A PERSISTÊNCIA DA MEMÓRIA

Algures, já depois da meia-noite, alguém leu Artaud, e Artaud falava da Angústia. E isso acordou-me para a imensa solidão do "odd man out", do número ímpar sem parceiro. Entre o calor da Helena e do Carlos, da Catarina e do Eduardo, senti-me de fora. Frio. Ausente. Invisível. Sozinho no meio dos outros que tinham alguém para lhes devolver o calor. Tudo amplificado pela carga com que investimos a mudança de ano -- como se dele precisássemos como "motivador" para ganharmos a coragem de sermos diferentes.
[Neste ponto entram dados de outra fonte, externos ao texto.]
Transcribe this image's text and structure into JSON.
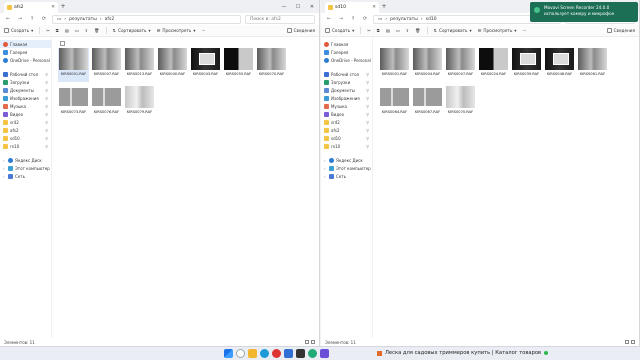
{
  "left": {
    "tab_title": "afs2",
    "breadcrumb": [
      "результаты",
      "afs2"
    ],
    "search_placeholder": "Поиск в: afs2",
    "toolbar": {
      "create": "Создать",
      "sort": "Сортировать",
      "view": "Просмотреть",
      "details": "Сведения"
    },
    "files": [
      {
        "name": "KIRS0001.RAF",
        "thumb": "gray"
      },
      {
        "name": "KIRS0007.RAF",
        "thumb": "gray"
      },
      {
        "name": "KIRS0013.RAF",
        "thumb": "gray"
      },
      {
        "name": "KIRS0040.RAF",
        "thumb": "gray"
      },
      {
        "name": "KIRS0043.RAF",
        "thumb": "dark"
      },
      {
        "name": "KIRS0055.RAF",
        "thumb": "split"
      },
      {
        "name": "KIRS0070.RAF",
        "thumb": "gray"
      },
      {
        "name": "KIRS0073.RAF",
        "thumb": "blank"
      },
      {
        "name": "KIRS0076.RAF",
        "thumb": "blank"
      },
      {
        "name": "KIRS0079.RAF",
        "thumb": "light"
      }
    ],
    "status": "Элементов: 11"
  },
  "right": {
    "tab_title": "sd10",
    "breadcrumb": [
      "результаты",
      "sd10"
    ],
    "search_placeholder": "Поиск в: sd10",
    "toolbar": {
      "create": "Создать",
      "sort": "Сортировать",
      "view": "Просмотреть",
      "details": "Сведения"
    },
    "files": [
      {
        "name": "KIRS0001.RAF",
        "thumb": "gray"
      },
      {
        "name": "KIRS0004.RAF",
        "thumb": "gray"
      },
      {
        "name": "KIRS0007.RAF",
        "thumb": "gray"
      },
      {
        "name": "KIRS0024.RAF",
        "thumb": "split"
      },
      {
        "name": "KIRS0039.RAF",
        "thumb": "dark"
      },
      {
        "name": "KIRS0048.RAF",
        "thumb": "dark"
      },
      {
        "name": "KIRS0061.RAF",
        "thumb": "gray"
      },
      {
        "name": "KIRS0064.RAF",
        "thumb": "blank"
      },
      {
        "name": "KIRS0067.RAF",
        "thumb": "blank"
      },
      {
        "name": "KIRS0070.RAF",
        "thumb": "light"
      }
    ],
    "status": "Элементов: 11"
  },
  "sidebar": {
    "top": [
      {
        "label": "Главная",
        "icon": "home-icon"
      },
      {
        "label": "Галерея",
        "icon": "gallery-icon"
      },
      {
        "label": "OneDrive - Personal",
        "icon": "cloud-icon"
      }
    ],
    "quick": [
      {
        "label": "Рабочий стол",
        "icon": "desktop-icon"
      },
      {
        "label": "Загрузки",
        "icon": "download-icon"
      },
      {
        "label": "Документы",
        "icon": "documents-icon"
      },
      {
        "label": "Изображения",
        "icon": "pictures-icon"
      },
      {
        "label": "Музыка",
        "icon": "music-icon"
      },
      {
        "label": "Видео",
        "icon": "video-icon"
      },
      {
        "label": "sr42",
        "icon": "folder-icon"
      },
      {
        "label": "afs2",
        "icon": "folder-icon"
      },
      {
        "label": "sd10",
        "icon": "folder-icon"
      },
      {
        "label": "rn10",
        "icon": "folder-icon"
      }
    ],
    "bottom": [
      {
        "label": "Яндекс Диск",
        "icon": "yandex-disk-icon"
      },
      {
        "label": "Этот компьютер",
        "icon": "computer-icon"
      },
      {
        "label": "Сеть",
        "icon": "network-icon"
      }
    ]
  },
  "toast": {
    "title": "Movavi Screen Recorder 24.0.0",
    "text": "использует камеру и микрофон"
  },
  "taskbar": {
    "news": "Леска для садовых триммеров купить | Каталог товаров"
  }
}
O ano novo é uma data apenas. Nada muda realmente entre as 23h59 e as 00h01. Apenas uma volta do calendário, uma hora que termina e outra que começa, um novo dia que nasce e se sucede a outro. Naquele instante apenas a convenção do tempo que passa avança. A vontade de mudar não precisa do 31 de Dezembro para se manifestar; se o Natal é quando um homem quiser, então as resoluções de ano novo não precisam de estar presas a uma data. Apenas à nossa vontade. O único motivador que funciona somos nós próprios, é dentro de nós que temos de encontrar a força para avançarmos.

Talvez apenas o complexo de culpa judaico-cristão da civilização ocidental nos impeça de reconhecermos que a mudança de ano é algo meramente simbólico ao qual não deveríamos emprestar a importância que tantos lhe dão. Mas talvez apenas o nosso excessivo apego a essas mesmas convenções nos deixe escorregar para o agradável conforto burguês de entrar nos esquemas do sistema e achar que sim, que tudo vai ser diferente no ano que começa sem que precisemos de mexer uma palha para isso. A essa doce ilusão prefiro a lucidez de saber que tudo só mudará se a isso eu me dispor; e a angústia metódica de não saber se me quero realmente dispor a isso ou se apenas estou a fingir para mim mesmo.

Que 2004 vos traga tudo aquilo que dele quiserem fazer; e que dele queiram fazer, como eu, um ano melhor do que o que passou. Bom ano.